The client was designing a core production and transfer system for a foundry. Different parts of a core were manufactured in the area and then assembled into a final product. The parts of the core were transferred from the production cells to the assembly area over conveyors, on pallets. The purpose of the study was to verify the throughput and evaluate two different conveyor system designs for producing three different core assemblies. Reject and scrap rates were factored and machine downtimes and repair times were included in the analyses. The best conveyor design was tested using simulation, and the number of pallets required for smooth production was estimated.
• Risk and cost with conveyor design selection
• High cost of pallets to be purchased
• Need for a visual and interactive simulation for ‘what-if’ scenarios
The system was designed to manufacture core assemblies for the foundry.
1. Crankcase core production area
2. Waterjacket core production area
3. Tappet core production area
Crankcase cores were machined at three cells before being transferred to the assembly area on pallets moving on conveyors. These cores are
transferred over three different conveyor loops. Pallets are local to a loop and are returned using over-under type conveyors. Similarly, waterjacket and tappet cores are produced in their own areas and transferred via pallets on conveyors to the main assembly area. At the assembly area the waterjacket and tappet cores are assembled to the crankcase cores. The completed assemblies are transferred out of the system. Three different assemblies were produced, with the differences stemming from assemblies’ composition; the presence or absence of the waterjacket and tappet cores, and the number of each of these cores on the final assembly.
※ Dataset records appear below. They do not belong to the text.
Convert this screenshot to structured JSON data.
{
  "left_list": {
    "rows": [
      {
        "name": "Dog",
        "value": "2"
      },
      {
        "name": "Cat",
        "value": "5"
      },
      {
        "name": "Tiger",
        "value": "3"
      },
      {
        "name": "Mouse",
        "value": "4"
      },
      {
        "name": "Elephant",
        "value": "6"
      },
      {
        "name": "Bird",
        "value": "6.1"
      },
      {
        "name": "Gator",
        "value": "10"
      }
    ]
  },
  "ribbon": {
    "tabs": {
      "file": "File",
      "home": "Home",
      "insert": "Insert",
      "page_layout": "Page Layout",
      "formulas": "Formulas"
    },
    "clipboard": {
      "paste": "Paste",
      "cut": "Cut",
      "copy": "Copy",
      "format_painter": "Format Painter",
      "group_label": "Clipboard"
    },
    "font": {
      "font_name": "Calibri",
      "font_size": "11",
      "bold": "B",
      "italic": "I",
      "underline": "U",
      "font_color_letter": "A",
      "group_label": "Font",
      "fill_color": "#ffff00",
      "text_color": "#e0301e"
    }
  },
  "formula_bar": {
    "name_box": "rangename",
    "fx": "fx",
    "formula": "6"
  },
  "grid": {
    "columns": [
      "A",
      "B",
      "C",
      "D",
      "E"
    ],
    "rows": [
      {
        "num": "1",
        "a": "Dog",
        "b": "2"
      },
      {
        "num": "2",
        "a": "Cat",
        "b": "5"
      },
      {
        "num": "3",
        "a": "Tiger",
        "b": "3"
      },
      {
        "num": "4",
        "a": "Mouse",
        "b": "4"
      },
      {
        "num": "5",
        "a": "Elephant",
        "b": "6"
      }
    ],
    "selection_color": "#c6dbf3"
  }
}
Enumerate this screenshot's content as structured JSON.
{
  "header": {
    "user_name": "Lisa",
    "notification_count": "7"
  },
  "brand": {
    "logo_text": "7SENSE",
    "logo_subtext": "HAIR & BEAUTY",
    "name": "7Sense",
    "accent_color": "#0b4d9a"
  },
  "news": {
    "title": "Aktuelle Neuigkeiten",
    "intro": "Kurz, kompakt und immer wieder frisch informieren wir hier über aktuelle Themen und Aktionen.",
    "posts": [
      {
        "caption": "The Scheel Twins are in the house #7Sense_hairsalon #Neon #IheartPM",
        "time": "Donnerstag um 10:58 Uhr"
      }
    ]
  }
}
Our simulations are commonly used in the evaluation of conveyor system design, and for optimizing the number of pallets in systems, where the cost
of pallets can be high. In this system, two different conveyor designs had to be evaluated for producing three different products, subject to a number of variable parameters such as operation cycle times, station downtimes, repair time duration, scrap rates for cores, conveyor speeds, number of pallets, and conveyor operating logic.
The primary objective of the simulation was to verify the throughput capability of the production system for the two conveyor designs, subject to all the variable parameters mentioned above. The secondary objective was to optimize the number of pallets in each conveyor loop in the system. A third objective was to develop a spreadsheet interface that would allow for changes to be made to the key parameters easily, as the system evolves, so that the simulation models can be used on a continuing basis.
Six different simulation models were built for the three products being produced using one of the two conveyor designs. Each simulation model was analyzed independently to predict the throughput capability and to optimize the number of pallets. Key parameters, such as the operation cycle times, downtimes, repair times, and scrap rates, were held constant across the simulation models. However, the frequency and duration of the station downtimes were randomized in order to model reality closely. It was shown that both conveyor designs were capable of satisfying the desired demand based on the system parameters. The number of pallets was optimized.
The simpler conveyor design was selected, as this was the least expensive alternative. This led to a saving of $600,000; about 30 pallets were also saved overall. The cost per pallet is not known. But since these pallets are also used as locators, they cost at least $10,000 per piece leading to a saving of $300,000. The total savings was close to $1,000,000. Also, verification of the design and detection of potential problem areas using the simulation animation saved time that would have otherwise been spent during implementation. An exact cost cannot be attributed to such intangible benefits.